Neben seinen beiden Söhnen Thomas (geb. 1976) und Christian (geb. 1980) arbeiten 13 erfahrene Mitarbeiter in der gut ausgestatteten Werkstatt Hey in Urspringen.

Thomas Hey und Christian

Die Familie Hey ist mittlerweile in der sechsten Generation tätig. Damit zählt die Hey-Werkstatt zu den ältesten Orgelbauwerkstätten Deutschlands. Heute wird sie von Herbert Hey geführt, dessen Sohn Thomas unterstützt ihn bereits in der Geschäftsleitung.

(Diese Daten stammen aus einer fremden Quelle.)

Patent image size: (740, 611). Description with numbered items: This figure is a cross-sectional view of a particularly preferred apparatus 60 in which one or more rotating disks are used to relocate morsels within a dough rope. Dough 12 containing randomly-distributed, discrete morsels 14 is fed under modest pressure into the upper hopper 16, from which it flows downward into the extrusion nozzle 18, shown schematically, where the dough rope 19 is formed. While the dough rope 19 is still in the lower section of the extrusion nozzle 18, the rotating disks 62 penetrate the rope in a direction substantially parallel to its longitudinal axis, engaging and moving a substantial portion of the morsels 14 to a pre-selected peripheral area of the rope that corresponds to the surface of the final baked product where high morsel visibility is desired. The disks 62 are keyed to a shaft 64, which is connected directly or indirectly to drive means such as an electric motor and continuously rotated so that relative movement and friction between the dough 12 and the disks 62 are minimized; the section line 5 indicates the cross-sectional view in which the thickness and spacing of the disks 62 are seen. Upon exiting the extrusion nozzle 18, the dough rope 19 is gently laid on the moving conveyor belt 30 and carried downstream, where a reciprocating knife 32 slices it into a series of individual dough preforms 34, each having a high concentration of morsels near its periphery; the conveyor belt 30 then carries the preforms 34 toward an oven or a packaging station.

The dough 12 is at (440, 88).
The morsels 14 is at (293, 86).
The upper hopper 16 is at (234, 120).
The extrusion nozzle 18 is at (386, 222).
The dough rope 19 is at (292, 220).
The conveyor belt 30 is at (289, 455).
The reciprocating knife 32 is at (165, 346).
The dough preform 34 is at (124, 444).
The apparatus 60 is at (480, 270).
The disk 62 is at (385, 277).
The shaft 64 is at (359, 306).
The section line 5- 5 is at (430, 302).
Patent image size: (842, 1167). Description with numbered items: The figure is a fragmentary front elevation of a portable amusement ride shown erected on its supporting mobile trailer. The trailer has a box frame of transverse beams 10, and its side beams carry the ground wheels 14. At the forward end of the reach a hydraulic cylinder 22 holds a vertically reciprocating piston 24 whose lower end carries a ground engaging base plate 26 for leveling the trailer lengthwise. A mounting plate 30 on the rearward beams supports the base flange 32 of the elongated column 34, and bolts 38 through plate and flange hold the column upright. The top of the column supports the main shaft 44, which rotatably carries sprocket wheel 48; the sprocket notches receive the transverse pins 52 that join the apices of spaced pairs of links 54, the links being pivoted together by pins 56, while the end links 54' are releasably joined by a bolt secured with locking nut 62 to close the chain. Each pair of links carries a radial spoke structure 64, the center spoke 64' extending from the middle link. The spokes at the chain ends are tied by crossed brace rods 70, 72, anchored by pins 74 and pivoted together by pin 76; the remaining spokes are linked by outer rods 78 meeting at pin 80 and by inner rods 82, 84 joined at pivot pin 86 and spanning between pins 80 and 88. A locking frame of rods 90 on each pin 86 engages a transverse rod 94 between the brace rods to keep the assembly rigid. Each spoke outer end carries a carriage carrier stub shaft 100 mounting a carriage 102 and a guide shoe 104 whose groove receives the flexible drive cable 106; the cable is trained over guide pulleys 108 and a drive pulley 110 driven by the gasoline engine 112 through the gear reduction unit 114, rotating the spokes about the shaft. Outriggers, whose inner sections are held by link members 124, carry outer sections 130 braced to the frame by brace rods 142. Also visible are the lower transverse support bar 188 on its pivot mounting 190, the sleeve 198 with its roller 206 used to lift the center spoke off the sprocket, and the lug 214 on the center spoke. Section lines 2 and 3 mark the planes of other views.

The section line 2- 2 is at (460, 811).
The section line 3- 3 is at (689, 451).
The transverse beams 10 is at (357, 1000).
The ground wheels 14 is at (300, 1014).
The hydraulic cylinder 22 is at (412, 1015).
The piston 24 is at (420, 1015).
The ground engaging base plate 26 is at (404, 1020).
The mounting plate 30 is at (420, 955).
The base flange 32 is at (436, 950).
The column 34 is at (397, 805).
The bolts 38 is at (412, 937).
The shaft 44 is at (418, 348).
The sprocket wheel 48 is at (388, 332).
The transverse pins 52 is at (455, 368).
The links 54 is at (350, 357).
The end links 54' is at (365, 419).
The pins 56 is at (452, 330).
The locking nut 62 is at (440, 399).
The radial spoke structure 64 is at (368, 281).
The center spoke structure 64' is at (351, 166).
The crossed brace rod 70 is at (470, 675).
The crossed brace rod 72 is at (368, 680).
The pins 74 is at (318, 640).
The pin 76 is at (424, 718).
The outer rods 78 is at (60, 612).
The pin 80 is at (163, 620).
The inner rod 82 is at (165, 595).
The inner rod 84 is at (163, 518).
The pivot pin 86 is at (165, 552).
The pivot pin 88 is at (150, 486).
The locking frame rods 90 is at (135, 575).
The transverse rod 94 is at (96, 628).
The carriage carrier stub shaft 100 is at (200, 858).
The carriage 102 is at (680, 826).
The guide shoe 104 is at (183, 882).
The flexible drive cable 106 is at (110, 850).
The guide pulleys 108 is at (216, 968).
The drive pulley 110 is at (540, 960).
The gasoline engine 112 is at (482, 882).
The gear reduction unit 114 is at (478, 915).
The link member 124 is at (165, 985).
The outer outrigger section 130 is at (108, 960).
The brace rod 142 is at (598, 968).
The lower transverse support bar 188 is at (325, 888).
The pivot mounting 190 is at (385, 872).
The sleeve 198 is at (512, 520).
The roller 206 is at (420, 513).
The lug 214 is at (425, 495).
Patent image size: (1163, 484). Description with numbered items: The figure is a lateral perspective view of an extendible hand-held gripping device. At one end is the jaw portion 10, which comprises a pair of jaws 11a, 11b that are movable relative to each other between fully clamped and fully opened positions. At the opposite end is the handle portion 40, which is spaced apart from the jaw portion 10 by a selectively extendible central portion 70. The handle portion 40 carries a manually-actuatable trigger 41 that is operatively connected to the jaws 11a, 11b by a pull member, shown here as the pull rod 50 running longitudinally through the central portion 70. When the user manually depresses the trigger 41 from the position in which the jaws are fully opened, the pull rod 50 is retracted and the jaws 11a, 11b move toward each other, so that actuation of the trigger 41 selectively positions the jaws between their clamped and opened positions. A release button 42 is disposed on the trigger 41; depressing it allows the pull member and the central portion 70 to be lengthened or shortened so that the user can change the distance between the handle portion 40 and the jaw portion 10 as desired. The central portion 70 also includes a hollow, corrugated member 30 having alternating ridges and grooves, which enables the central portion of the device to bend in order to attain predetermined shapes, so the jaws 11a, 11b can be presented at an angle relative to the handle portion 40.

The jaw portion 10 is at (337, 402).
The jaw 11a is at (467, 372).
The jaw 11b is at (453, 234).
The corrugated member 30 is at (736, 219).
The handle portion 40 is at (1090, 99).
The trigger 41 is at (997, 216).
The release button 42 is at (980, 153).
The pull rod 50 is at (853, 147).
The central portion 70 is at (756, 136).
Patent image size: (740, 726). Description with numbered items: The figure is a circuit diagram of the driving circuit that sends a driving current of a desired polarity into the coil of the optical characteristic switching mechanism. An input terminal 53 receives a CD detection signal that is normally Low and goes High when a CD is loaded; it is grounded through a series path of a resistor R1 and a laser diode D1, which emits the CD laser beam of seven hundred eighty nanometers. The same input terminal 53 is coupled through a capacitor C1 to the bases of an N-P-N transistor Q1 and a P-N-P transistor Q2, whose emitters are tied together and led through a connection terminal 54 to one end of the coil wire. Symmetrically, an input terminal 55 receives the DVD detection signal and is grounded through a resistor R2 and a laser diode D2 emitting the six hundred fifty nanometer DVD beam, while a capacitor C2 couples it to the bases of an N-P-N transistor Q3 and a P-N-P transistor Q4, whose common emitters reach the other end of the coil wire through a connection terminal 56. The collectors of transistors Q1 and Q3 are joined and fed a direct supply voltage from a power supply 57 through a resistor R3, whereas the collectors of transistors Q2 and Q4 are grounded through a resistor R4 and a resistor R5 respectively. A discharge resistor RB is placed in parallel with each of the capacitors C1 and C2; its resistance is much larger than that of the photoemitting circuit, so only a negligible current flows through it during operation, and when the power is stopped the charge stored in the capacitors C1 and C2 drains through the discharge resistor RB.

Thomas (*1976) hat im Juli 2000 seine Ausbildung zum Orgel- und Harmoniumbauer bei Orgelbau Rensch in Lauffen am Neckar mit hervorragendem Erfolg abgeschlossen. An der Berufsfachschule in Ludwigsburg absolvierte er seine Ausbildung zum Betriebsassistent (Management im Handwerk) mit Belobigung. Thomas ist vor allem für die jüngsten Projekte im Ausland zuständig und sorgt dafür, dass Hey Orgelbau längst nicht mehr nur in der Rhön ein Name ist, den man mit hoher Instrumentenbaukunst verbindet. Vor allem im asiatischen Raum erschließt sich derzeit ein bedeutendes Absatzgebiet der Familie Hey.

Christian Hey (*1980) schloss im Januar 2000 seine Ausbildung zum Orgel- und Harmoniumbauer ab und war bis 2022 im Unternehmen tätig.